Un conclave d’apparence feutrée, mais aux enjeux géopolitiques majeurs, s’ouvre ce 17 mai 2025 à Lomé, capitale d’un Togo. Au cœur des travaux : la délicate tentative de désescalade entre la République démocratique du Congo (RDC) et le Rwanda, deux voisins englués dans un cycle de méfiance et d’affrontements aux répercussions régionales.
La réunion se tiendra à huis clos sous la houlette du Président du Conseil des ministres du Togo, Faure Gnassingbé, désigné médiateur par l’Union africaine.
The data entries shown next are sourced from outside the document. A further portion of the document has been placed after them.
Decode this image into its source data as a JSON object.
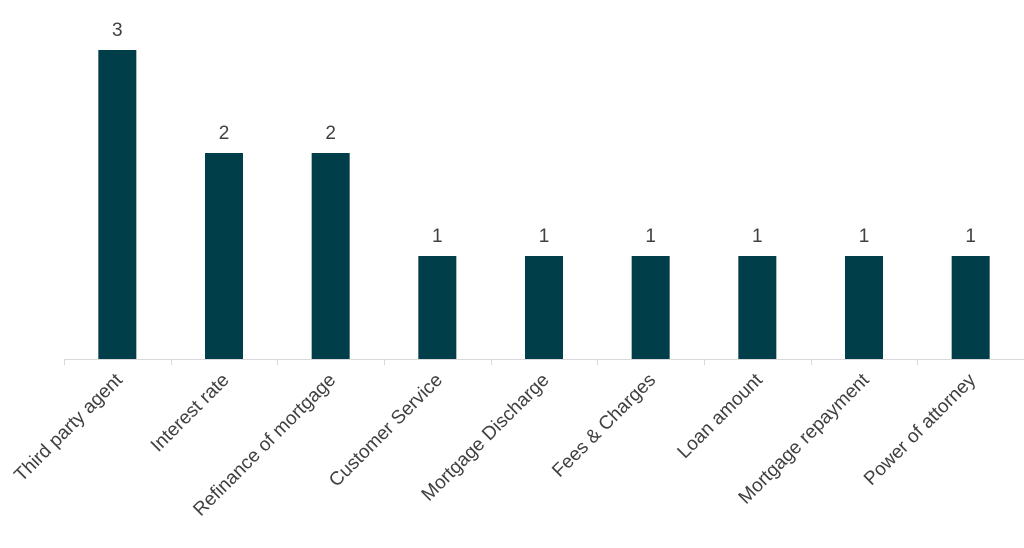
{
  "chart_data": {
    "type": "bar",
    "title": "",
    "xlabel": "",
    "ylabel": "",
    "categories": [
      "Third party agent",
      "Interest rate",
      "Refinance of mortgage",
      "Customer Service",
      "Mortgage Discharge",
      "Fees & Charges",
      "Loan amount",
      "Mortgage repayment",
      "Power of attorney"
    ],
    "values": [
      3,
      2,
      2,
      1,
      1,
      1,
      1,
      1,
      1
    ],
    "ylim": [
      0,
      3
    ],
    "grid": false,
    "legend": "none",
    "data_labels": true,
    "bar_color": "#003f4a"
  }
}
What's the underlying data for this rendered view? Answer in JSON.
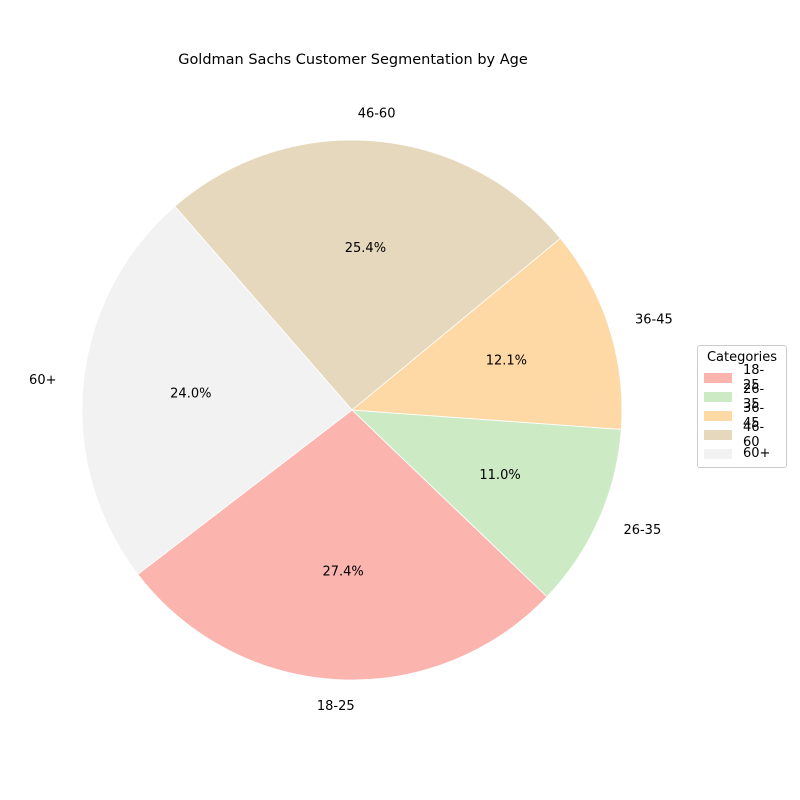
{
  "chart_data": {
    "type": "pie",
    "title": "Goldman Sachs Customer Segmentation by Age",
    "categories": [
      "18-25",
      "26-35",
      "36-45",
      "46-60",
      "60+"
    ],
    "values": [
      27.4,
      11.0,
      12.1,
      25.4,
      24.0
    ],
    "value_labels": [
      "27.4%",
      "11.0%",
      "12.1%",
      "25.4%",
      "24.0%"
    ],
    "colors": [
      "#fbb4ae",
      "#ccebc5",
      "#fed9a6",
      "#e5d8bd",
      "#f2f2f2"
    ],
    "legend": {
      "title": "Categories",
      "placement": "right",
      "entries": [
        "18-25",
        "26-35",
        "36-45",
        "46-60",
        "60+"
      ]
    }
  }
}
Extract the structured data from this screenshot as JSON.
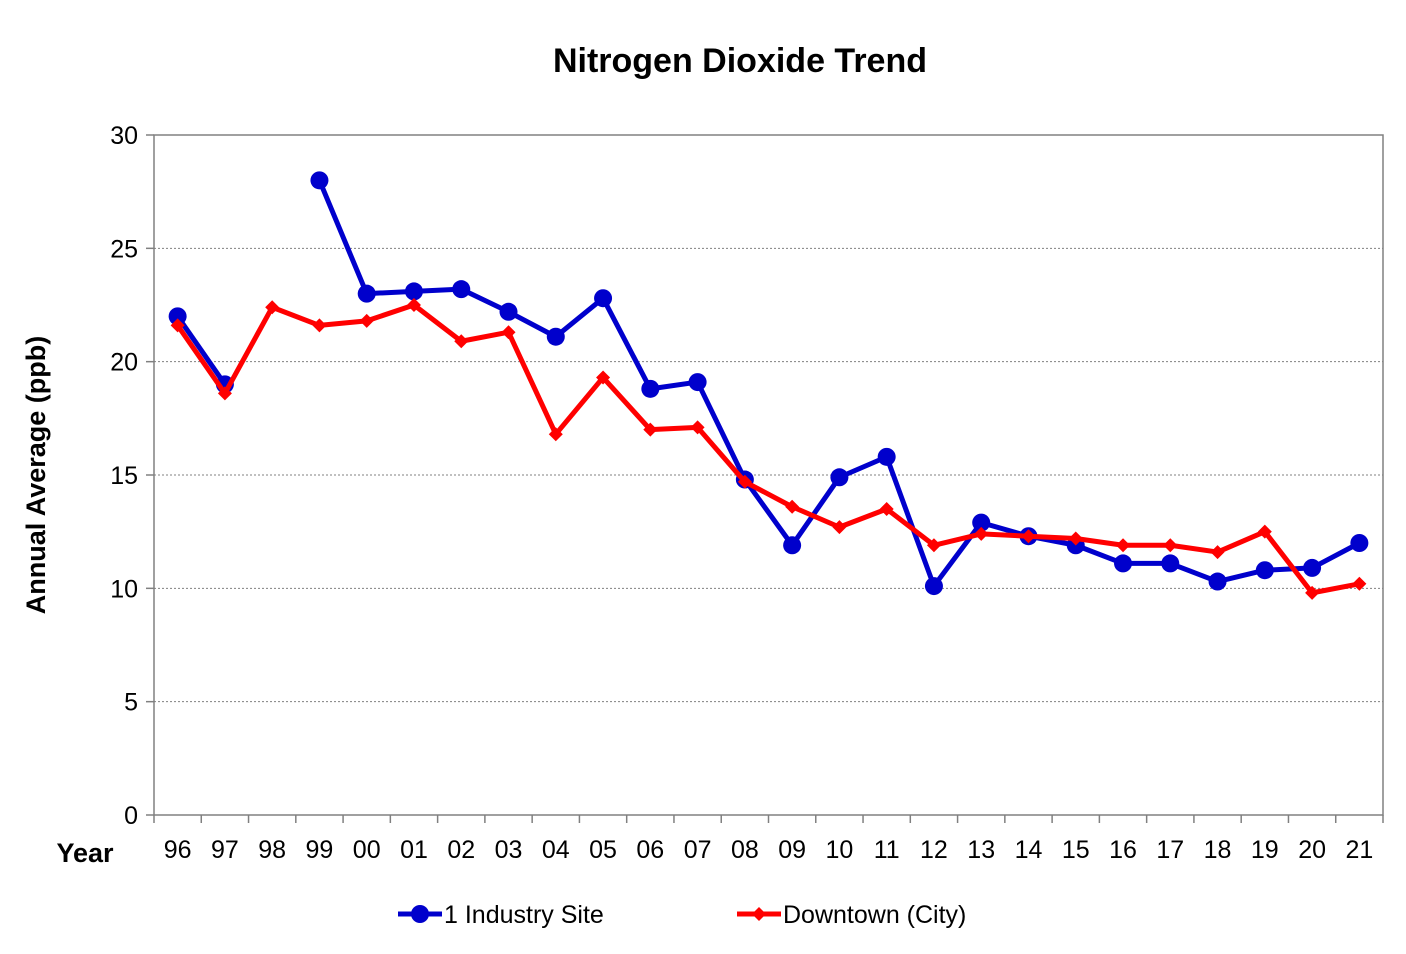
{
  "chart_data": {
    "type": "line",
    "title": "Nitrogen Dioxide Trend",
    "xlabel": "Year",
    "ylabel": "Annual Average (ppb)",
    "categories": [
      "96",
      "97",
      "98",
      "99",
      "00",
      "01",
      "02",
      "03",
      "04",
      "05",
      "06",
      "07",
      "08",
      "09",
      "10",
      "11",
      "12",
      "13",
      "14",
      "15",
      "16",
      "17",
      "18",
      "19",
      "20",
      "21"
    ],
    "ylim": [
      0,
      30
    ],
    "yticks": [
      "0",
      "5",
      "10",
      "15",
      "20",
      "25",
      "30"
    ],
    "grid": "horizontal",
    "legend": "bottom",
    "series": [
      {
        "name": "1 Industry Site",
        "color": "#0000CC",
        "marker": "circle",
        "values": [
          22.0,
          19.0,
          null,
          28.0,
          23.0,
          23.1,
          23.2,
          22.2,
          21.1,
          22.8,
          18.8,
          19.1,
          14.8,
          11.9,
          14.9,
          15.8,
          10.1,
          12.9,
          12.3,
          11.9,
          11.1,
          11.1,
          10.3,
          10.8,
          10.9,
          12.0
        ]
      },
      {
        "name": "Downtown (City)",
        "color": "#FF0000",
        "marker": "diamond",
        "values": [
          21.6,
          18.6,
          22.4,
          21.6,
          21.8,
          22.5,
          20.9,
          21.3,
          16.8,
          19.3,
          17.0,
          17.1,
          14.7,
          13.6,
          12.7,
          13.5,
          11.9,
          12.4,
          12.3,
          12.2,
          11.9,
          11.9,
          11.6,
          12.5,
          9.8,
          10.2
        ]
      }
    ]
  }
}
Elle réunira un cercle resserré de cofacilitateurs dans le dossier de l’Est de la RDC. Ces personnalités ont été choisis pour leur connaissance des rouages diplomatiques africains, leur neutralité et leur distance vis-à-vis des puissances en présence.
Il s’agit d’acteurs discrets – diplomates aguerris, anciens chefs d’État ou experts régionaux – mandatés pour donner corps à une feuille de route de désescalade, esquissée au sein de l’Union africaine mais encore loin d’une mise en œuvre concrète.
Une capitale africaine de la négociation silencieuse
Lomé, de plus en plus identifiée comme un espace diplomatique alternatif face aux enceintes multilatérales classiques – paralysées ou décrédibilisées par les jeux d’influence –, accueille cette réunion dans un climat de tension régionale aiguë. Sur fond de guerre larvée dans l’est de la RDC, la circulation d’acteurs armés non étatiques, les rivalités économiques sur les minerais stratégiques et les recompositions sécuritaires dans la région des Grands Lacs, la rencontre togolaise apparaît comme un pari diplomatique dans un théâtre de plus en plus fragmenté.
La composition exacte du groupe de cofacilitateurs, jalousement tenue secrète, alimente les spéculations. Plusieurs sources diplomatiques évoquent la participation d’anciens dirigeants africains à l’aura intacte, ainsi que de hauts représentants de pays africains traditionnellement en retrait sur ce dossier, garants d’un équilibre géopolitique délicat entre francophonie et sphère anglophone.
Un conclave au-delà des projecteurs
Cette démarche illustre le recentrage progressif des médiations africaines vers des formats plus endogènes, moins exposés aux pressions exogènes, souvent perçues comme biaisées ou intéressées. Dans un contexte de remise en question des dispositifs internationaux de sécurité – à l’instar du retrait programmé de la MONUSCO en RDC – l’Union africaine cherche à redonner corps à sa doctrine de « solutions africaines aux problèmes africains ».
Mais l’initiative togolaise est un conclave qui devra composer avec la défiance mutuelle des acteurs impliqués, les intérêts croisés des grandes puissances, ainsi qu’avec l’atomisation du paysage sécuritaire régional, dans lequel s’affrontent groupes armés, armées régulières, milices locales et intérêts transnationaux.
À court terme, le conclave de Lomé vise à harmoniser les approches des cofacilitateurs autour d’une feuille de route unique, susceptible de déboucher sur une reprise du dialogue entre Kinshasa et Kigali, voire sur un accord de non-agression régional. À moyen terme, il s’agira aussi de poser les bases d’une architecture de sécurité partagée, dans un espace qui reste l’un des plus inflammables du continent.
Une guerre trop silencieuse
Si les affrontements dans l’est de la RDC font moins la une de la presse internationale que d’autres conflits, ils n’en demeurent pas moins meurtriers et politiquement déstabilisants. La porosité des frontières, les accusations réciproques d’ingérence, l’exploitation illégale des ressources et l’instrumentalisation des communautés locales minent tout espoir de paix durable. Et ce, alors que les populations civiles, premières victimes du statu quo militaire, continuent de fuir ou de périr dans l’indifférence.
Dans ce contexte, le rôle du Togo, pays perçu comme stable et sans ambitions régionales immédiates, pourrait permettre un recadrage salutaire du processus de médiation. En mettant en avant une diplomatie de la discrétion, Lomé entend devenir le théâtre d’une sortie de crise concertée, mais sans illusion sur les obstacles systémiques à lever.